Do You Need To Consume Intra-Workout Carbs?
While you can benefit from a small amount of easily-digestible carbohydrates, electrolytes, and essential amino acids, there is not a definitive need to consume anything during your workouts. Unless you are working out for more than 3 hours, you will be completely fine with just a pre-workout and post-workout meal.
If you workout for less than 60 minutes, then intra-workout nutrition does not have much benefit at all since the benefit from the extra carbs during the workout is if you are training for more than an hour and are depleting your glycogen stores while elevating cortisol. Once the glycogen stores in your muscles are spent, your performance will not be optimal so getting a quick carb hit in will overall facilitate building muscle.
For anyone who is cutting and eating in a caloric deficit, intra-workouts are more advantageous because carb intake will already be low and a catabolic state is more likely to occur from the cortisol response to working out. Ultimately, everyone who works out at a moderate to high intensity can benefit from optimal intra-workout nutrition but it is not needed to build muscle.

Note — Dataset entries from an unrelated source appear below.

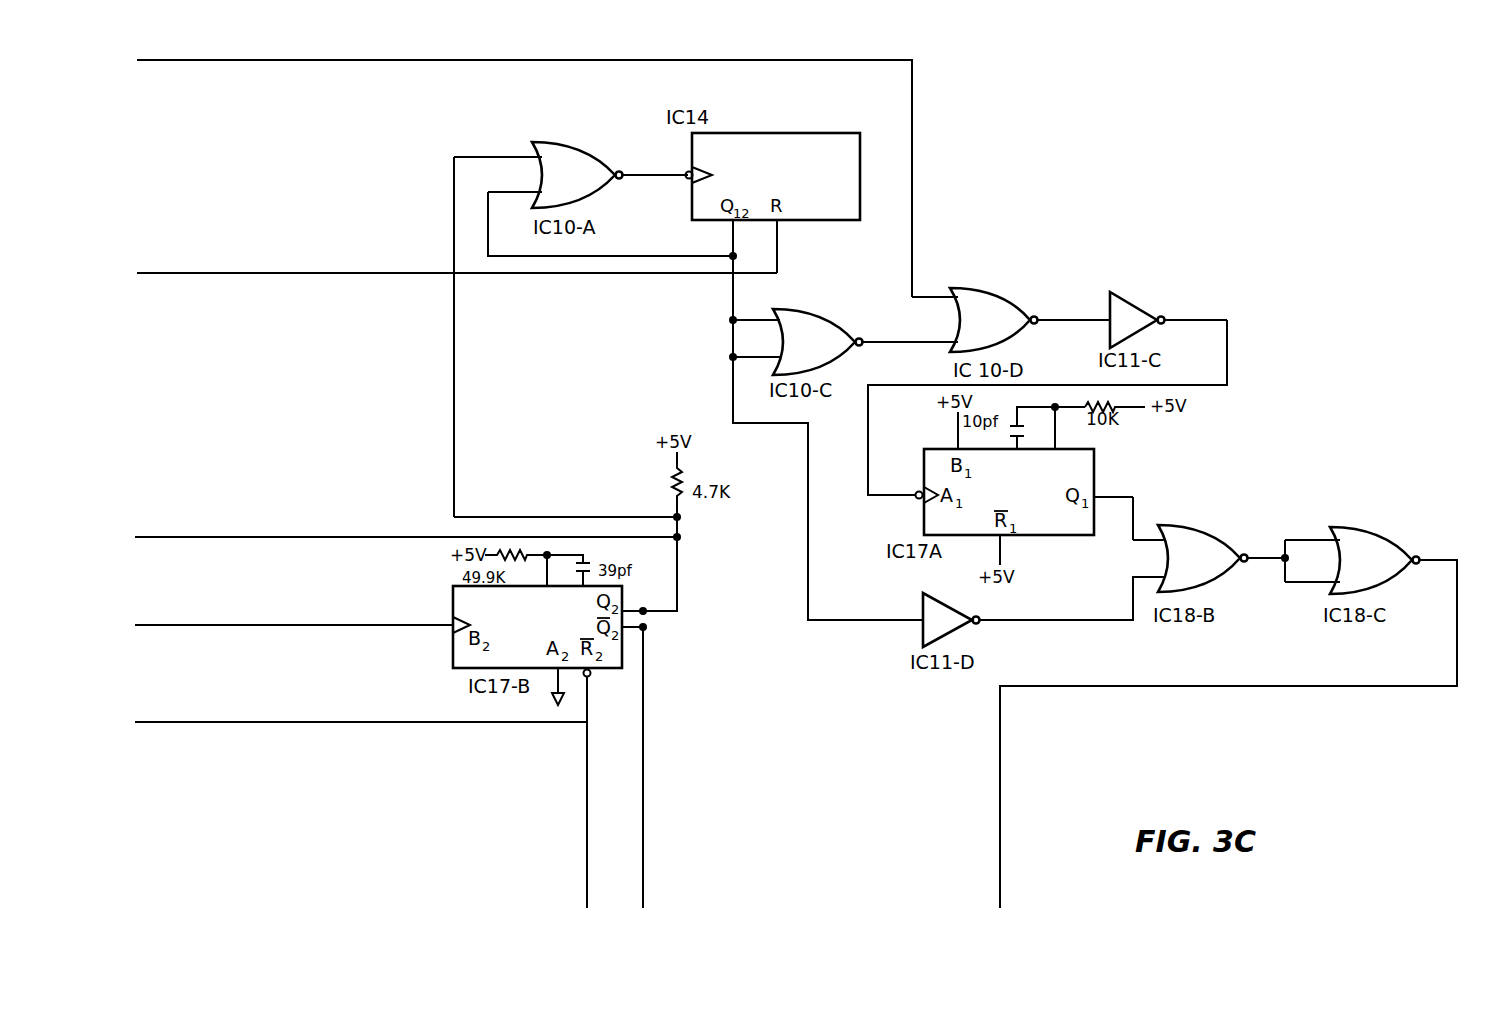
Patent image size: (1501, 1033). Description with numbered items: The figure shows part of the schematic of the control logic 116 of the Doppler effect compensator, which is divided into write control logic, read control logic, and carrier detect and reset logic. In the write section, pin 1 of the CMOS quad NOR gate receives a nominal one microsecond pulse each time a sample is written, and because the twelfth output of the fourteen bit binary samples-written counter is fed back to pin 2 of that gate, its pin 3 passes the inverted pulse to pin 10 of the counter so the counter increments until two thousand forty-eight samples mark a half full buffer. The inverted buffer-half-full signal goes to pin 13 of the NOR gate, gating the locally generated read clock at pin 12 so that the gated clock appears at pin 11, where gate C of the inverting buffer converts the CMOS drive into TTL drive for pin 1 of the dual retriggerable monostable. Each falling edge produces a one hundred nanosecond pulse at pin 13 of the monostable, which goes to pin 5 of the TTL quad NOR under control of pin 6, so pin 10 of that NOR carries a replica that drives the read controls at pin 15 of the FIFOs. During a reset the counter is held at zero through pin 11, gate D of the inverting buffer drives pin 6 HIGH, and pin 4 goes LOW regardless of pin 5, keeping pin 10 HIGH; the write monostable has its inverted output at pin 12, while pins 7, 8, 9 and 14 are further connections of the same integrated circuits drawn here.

The control logic 116 is at (301, 185).
The pin 1 is at (684, 315).
The pin 2 is at (718, 310).
The pin 3 is at (808, 357).
The pin 4 is at (1266, 547).
The pin 5 is at (896, 563).
The pin 6 is at (894, 441).
The pin 7 is at (818, 441).
The pin 8 is at (1023, 418).
The pin 9 is at (926, 517).
The pin 10 is at (933, 387).
The pin 11 is at (826, 457).
The pin 12 is at (790, 463).
The pin 13 is at (1026, 408).
The pin 14 is at (1003, 441).
The pin 15 is at (1040, 429).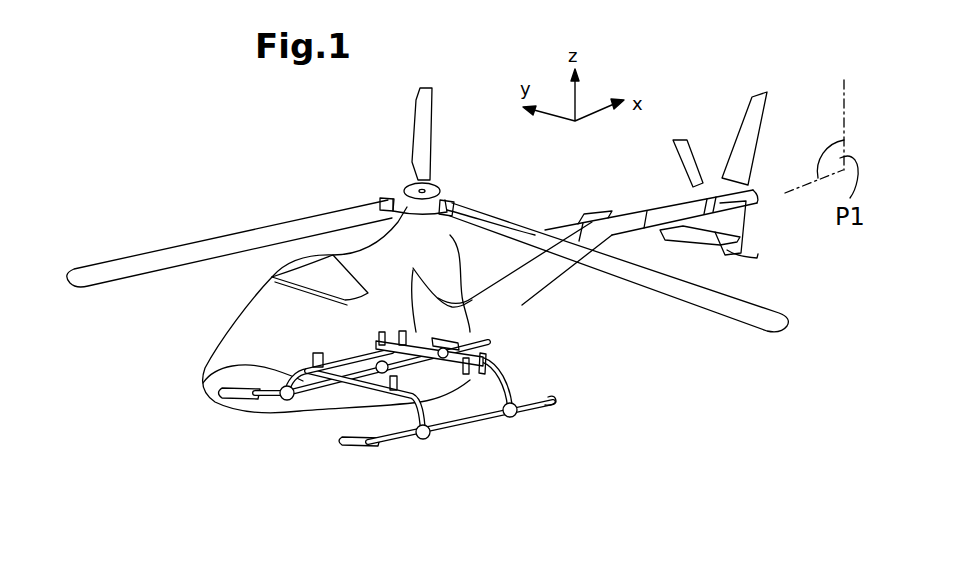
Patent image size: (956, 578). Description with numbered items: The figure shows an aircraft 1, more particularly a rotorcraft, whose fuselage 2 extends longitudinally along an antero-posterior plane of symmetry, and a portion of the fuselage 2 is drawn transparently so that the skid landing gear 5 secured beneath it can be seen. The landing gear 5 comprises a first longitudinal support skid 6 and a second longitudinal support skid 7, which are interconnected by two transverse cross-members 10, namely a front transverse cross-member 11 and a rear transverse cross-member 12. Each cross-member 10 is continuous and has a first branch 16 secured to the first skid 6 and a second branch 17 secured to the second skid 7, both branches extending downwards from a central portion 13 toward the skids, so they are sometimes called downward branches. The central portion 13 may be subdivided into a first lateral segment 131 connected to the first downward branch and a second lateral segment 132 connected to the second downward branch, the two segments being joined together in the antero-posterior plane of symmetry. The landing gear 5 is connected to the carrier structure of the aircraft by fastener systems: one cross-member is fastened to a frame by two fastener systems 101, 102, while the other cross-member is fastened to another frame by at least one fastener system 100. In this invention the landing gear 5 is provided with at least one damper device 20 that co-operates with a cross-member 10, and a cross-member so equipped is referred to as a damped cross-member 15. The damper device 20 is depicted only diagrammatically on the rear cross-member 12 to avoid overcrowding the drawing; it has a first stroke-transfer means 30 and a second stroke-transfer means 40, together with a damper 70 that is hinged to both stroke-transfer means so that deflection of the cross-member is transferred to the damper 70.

The aircraft 1 is at (277, 181).
The fuselage 2 is at (258, 300).
The skid landing gear 5 is at (454, 342).
The first longitudinal support skid 6 is at (484, 383).
The second longitudinal support skid 7 is at (299, 402).
The transverse cross-member 10 is at (454, 342).
The front transverse cross-member 11 is at (466, 379).
The rear transverse cross-member 12 is at (511, 357).
The central portion 13 is at (499, 352).
The damped cross-member 15 is at (491, 346).
The first branch 16 is at (417, 441).
The second branch 17 is at (207, 384).
The damper device 20 is at (483, 318).
The first stroke-transfer means 30 is at (512, 398).
The second stroke-transfer means 40 is at (391, 327).
The damper 70 is at (444, 347).
The fastener system 100 is at (420, 334).
The fastener system 101 is at (320, 352).
The fastener system 102 is at (377, 400).
The first lateral segment 131 is at (503, 364).
The second lateral segment 132 is at (404, 428).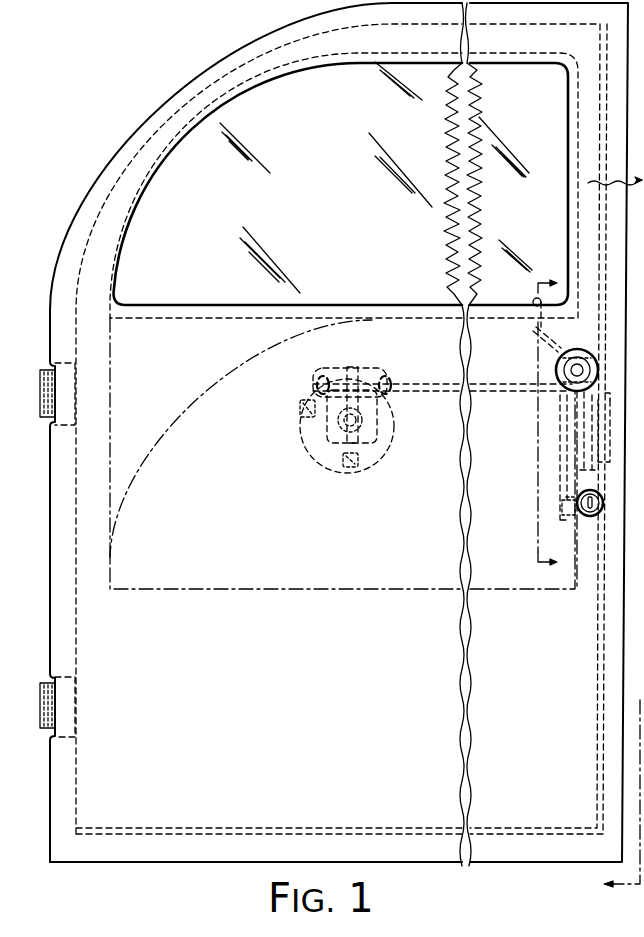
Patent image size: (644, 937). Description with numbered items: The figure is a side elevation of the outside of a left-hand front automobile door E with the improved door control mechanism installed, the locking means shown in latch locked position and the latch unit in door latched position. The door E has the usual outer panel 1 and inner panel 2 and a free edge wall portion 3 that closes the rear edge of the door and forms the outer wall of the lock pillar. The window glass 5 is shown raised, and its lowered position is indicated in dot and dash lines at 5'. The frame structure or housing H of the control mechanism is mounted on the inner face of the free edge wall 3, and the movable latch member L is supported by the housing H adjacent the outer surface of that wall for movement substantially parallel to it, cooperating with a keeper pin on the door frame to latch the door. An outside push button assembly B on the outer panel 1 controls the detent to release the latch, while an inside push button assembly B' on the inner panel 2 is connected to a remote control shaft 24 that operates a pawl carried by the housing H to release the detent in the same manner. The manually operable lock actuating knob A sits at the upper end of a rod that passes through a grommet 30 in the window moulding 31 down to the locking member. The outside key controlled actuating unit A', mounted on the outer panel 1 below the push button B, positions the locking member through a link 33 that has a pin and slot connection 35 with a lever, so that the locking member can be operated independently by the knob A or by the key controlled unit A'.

Overall, eating during your workout can help build muscle. If your workouts are more than an hour long, lowering the cortisol increase from training by consuming carbohydrates will help you stay in an anabolic state.
Electrolytes and essential amino acids are also helpful and both can contribute to better performance, training recovery, and results. For electrolytes, good sources are spinach, kale, and coconut powder, or gatorade if you want to get both your carbs and electrolytes in the same place.
The best carbohydrate to take intra-workout is cluster dextrin and the best source of essential amino acids is a supplement that contains all of them together.